Taming AI in Defence: Responsibility and Control in Military Applications

by Jurriaan van Diggelen

The theme "AI in authority" is especially urgent in safety-critical domains such as defence. In this talk, I begin by examining the moral responsibility of AI researchers in engaging with military applications, including the "Oppenheimer dilemma" - the tension between scientific progress and its potential for harm. I then explore the ethical, legal, and societal implications of AI in kinetic warfare, such as autonomous weapons and surveillance drones, emphasizing the need for meaningful human control to preserve accountability and ethical decision- making. Shifting to cognitive warfare, I address the ELSA dimensions of AI-enabled influence operations, where the battlefield is the human mind itself. In this domain, a hostile army of trollbots could threaten to erode autonomy, trust, and democratic integrity.
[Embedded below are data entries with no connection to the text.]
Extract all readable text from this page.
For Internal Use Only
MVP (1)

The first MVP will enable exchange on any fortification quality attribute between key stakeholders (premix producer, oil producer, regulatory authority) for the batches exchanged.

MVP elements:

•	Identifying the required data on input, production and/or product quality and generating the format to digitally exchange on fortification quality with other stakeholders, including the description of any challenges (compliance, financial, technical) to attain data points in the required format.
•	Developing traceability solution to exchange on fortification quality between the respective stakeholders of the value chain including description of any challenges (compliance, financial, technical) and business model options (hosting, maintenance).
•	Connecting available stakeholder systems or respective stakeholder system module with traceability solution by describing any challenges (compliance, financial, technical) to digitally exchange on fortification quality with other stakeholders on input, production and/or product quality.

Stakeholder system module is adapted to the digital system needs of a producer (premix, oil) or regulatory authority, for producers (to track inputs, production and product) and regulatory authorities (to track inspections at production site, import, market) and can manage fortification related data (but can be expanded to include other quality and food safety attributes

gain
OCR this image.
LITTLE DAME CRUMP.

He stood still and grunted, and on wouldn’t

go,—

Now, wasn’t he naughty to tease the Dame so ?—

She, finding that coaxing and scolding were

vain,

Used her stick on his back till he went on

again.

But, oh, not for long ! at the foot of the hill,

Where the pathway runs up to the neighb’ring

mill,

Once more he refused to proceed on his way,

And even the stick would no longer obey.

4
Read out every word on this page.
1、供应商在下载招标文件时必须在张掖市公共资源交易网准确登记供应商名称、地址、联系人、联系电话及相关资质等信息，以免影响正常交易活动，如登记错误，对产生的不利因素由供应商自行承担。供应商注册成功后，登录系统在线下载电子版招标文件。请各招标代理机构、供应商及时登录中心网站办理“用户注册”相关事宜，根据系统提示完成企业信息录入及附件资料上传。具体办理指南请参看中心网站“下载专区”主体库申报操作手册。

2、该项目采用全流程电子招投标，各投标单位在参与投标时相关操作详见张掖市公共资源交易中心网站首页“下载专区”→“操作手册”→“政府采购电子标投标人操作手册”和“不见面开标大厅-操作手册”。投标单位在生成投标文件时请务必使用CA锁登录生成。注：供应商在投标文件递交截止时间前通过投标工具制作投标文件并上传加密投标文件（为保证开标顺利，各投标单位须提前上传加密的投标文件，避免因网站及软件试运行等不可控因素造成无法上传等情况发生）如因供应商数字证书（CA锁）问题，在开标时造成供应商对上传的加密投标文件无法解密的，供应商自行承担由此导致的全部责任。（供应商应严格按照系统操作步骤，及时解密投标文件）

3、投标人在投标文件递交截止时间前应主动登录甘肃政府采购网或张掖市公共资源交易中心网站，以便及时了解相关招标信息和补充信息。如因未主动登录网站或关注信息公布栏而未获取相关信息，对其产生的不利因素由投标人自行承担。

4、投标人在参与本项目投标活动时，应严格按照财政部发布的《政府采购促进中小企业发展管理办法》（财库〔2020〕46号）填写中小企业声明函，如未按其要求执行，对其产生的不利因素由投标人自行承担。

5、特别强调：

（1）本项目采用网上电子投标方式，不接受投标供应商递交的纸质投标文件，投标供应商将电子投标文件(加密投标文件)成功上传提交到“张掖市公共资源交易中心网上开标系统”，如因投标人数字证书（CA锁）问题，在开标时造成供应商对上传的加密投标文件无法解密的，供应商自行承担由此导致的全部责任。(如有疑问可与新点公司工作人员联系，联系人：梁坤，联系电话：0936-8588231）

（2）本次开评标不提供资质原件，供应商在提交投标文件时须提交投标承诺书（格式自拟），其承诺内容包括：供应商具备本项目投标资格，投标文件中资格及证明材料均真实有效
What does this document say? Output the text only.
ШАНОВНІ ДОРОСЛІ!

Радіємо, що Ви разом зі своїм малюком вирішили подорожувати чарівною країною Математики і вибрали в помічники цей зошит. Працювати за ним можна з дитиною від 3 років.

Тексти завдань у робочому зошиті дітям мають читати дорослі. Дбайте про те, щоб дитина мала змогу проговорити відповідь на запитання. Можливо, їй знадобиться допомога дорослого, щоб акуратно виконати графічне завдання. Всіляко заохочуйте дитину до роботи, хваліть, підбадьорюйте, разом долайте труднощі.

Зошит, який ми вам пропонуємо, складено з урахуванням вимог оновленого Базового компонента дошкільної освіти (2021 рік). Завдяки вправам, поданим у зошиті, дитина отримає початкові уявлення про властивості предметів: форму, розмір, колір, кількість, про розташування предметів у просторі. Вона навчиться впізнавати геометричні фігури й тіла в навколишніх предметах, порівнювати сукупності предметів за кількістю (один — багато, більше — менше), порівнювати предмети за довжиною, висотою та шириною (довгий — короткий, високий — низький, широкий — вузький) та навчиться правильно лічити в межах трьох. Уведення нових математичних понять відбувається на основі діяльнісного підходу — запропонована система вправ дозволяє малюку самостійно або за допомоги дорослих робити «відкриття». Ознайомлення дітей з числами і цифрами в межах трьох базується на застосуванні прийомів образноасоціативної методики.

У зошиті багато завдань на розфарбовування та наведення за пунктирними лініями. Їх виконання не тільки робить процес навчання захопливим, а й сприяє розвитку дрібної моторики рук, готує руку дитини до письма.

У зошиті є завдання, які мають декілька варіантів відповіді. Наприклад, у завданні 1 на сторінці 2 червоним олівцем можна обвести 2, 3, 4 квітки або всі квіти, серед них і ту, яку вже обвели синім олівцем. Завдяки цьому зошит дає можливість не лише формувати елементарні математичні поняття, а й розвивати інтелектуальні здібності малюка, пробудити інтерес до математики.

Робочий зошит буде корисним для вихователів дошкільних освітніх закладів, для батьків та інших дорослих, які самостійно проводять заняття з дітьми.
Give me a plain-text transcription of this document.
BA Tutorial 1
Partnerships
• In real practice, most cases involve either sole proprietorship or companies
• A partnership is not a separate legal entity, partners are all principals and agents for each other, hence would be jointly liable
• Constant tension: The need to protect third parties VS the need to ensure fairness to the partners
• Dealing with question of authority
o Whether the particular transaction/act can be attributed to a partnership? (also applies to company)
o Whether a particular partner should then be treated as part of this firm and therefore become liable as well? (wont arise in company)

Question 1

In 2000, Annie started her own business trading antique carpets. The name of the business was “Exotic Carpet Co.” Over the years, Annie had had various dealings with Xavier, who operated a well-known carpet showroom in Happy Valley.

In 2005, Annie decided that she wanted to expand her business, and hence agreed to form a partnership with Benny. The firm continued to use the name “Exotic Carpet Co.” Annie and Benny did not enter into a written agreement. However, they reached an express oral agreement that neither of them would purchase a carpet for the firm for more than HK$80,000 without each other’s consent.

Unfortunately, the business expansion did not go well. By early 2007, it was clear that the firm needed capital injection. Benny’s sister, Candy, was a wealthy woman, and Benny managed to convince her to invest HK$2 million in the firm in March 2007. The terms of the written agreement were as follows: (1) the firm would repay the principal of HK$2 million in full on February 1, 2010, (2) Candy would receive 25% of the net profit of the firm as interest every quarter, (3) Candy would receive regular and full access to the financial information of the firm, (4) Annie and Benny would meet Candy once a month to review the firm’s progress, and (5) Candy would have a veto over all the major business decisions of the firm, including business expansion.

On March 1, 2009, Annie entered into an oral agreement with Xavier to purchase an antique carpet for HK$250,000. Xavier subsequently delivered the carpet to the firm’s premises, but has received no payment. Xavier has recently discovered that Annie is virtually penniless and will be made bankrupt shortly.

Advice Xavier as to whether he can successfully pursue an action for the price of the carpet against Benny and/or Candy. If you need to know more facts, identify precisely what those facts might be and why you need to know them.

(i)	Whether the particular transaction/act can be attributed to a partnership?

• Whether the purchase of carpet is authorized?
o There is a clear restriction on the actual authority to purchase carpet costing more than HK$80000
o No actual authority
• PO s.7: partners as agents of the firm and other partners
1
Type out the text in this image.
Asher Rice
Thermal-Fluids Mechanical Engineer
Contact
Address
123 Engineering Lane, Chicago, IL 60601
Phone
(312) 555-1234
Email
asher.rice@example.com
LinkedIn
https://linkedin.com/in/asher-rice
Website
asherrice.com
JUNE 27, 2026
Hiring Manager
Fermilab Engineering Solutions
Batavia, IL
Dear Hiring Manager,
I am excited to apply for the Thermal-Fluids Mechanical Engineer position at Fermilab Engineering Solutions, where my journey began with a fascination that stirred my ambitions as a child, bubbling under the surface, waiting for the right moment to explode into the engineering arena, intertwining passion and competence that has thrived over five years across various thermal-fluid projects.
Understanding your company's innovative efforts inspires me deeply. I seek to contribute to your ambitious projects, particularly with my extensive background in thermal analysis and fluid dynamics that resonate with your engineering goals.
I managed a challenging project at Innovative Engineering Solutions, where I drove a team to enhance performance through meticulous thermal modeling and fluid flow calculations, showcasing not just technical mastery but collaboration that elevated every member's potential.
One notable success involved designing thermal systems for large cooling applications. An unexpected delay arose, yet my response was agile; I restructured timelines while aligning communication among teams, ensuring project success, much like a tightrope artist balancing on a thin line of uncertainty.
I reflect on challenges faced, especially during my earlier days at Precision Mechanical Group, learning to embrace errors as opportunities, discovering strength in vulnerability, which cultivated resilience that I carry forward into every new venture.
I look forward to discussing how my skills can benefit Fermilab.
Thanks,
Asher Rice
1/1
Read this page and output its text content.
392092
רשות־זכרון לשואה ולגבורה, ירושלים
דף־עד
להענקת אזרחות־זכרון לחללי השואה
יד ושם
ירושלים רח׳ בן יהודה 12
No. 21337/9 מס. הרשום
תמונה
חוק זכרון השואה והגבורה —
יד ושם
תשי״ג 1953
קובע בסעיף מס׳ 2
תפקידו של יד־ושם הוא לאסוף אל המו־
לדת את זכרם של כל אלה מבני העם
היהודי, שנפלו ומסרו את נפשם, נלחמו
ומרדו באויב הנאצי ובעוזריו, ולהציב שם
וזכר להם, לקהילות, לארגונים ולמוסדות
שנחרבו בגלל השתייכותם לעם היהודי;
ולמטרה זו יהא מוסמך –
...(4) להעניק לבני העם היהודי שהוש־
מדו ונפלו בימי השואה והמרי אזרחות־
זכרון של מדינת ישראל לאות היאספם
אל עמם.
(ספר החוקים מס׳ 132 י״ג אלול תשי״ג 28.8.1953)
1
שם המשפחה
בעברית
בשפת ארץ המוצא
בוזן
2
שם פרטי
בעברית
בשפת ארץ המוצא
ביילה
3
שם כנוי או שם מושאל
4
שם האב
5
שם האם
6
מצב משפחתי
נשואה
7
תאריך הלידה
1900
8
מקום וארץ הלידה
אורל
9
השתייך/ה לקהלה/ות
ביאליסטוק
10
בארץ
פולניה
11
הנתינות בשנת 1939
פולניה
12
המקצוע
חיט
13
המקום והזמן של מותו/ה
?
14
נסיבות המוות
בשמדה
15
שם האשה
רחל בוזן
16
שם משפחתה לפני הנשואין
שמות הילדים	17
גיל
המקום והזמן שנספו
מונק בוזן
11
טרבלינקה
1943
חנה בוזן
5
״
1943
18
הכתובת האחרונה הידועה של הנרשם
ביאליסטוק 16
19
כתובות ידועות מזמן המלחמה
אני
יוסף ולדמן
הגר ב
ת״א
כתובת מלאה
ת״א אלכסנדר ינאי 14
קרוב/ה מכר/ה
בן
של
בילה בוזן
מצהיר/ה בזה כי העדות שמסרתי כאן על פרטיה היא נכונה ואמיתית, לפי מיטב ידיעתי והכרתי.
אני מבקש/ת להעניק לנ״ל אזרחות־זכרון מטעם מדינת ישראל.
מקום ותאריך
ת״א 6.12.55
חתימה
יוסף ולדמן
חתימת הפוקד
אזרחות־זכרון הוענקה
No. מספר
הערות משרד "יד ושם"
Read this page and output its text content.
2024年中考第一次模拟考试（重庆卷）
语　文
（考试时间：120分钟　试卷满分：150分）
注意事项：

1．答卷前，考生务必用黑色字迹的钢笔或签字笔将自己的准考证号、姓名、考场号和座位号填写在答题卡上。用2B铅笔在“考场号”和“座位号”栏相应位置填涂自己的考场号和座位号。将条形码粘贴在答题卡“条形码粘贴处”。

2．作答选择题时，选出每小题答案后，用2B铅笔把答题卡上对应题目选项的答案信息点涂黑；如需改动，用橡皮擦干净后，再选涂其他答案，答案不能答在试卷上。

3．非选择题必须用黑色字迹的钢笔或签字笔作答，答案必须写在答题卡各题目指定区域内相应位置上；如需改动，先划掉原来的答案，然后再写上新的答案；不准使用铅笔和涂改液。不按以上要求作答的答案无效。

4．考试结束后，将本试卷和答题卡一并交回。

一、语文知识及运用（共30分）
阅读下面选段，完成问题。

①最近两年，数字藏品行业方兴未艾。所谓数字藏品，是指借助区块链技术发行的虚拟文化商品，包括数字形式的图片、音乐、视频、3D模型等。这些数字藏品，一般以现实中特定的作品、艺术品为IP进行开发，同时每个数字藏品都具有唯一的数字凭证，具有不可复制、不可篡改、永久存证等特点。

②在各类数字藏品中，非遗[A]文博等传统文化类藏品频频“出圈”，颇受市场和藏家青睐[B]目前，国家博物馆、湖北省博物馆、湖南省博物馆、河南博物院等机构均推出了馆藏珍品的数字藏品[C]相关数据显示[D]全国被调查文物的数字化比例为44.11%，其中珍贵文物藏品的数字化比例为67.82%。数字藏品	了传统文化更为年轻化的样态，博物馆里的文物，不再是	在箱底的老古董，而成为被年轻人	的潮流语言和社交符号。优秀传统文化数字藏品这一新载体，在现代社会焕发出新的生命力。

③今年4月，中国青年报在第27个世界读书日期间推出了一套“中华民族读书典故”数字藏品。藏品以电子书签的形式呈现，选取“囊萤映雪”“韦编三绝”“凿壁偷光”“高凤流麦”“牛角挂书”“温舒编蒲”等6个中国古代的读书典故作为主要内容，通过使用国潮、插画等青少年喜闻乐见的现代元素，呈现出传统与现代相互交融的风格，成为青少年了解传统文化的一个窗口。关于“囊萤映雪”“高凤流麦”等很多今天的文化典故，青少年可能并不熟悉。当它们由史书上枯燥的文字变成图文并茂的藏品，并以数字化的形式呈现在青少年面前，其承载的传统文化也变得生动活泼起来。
By tracing these threads, I aim to highlight the risks and responsibilities involved in delegating authority to AI systems in contexts where human lives, freedoms, and core values are directly at stake. About the speaker: Jurriaan van Diggelen is a senior research scientist at the department Human-Machine Teaming at TNO in Soesterberg. He has a PhD in Artificial Intelligence, and currently leads the defense research program Human-machine teaming. He is principal investigator of the ELSA lab consortium which aims to assure Ethical, Legal, and Societal aspects of military Artificial Intelligence. He is chair of the NATO group on meaningful human control of AI-based systems.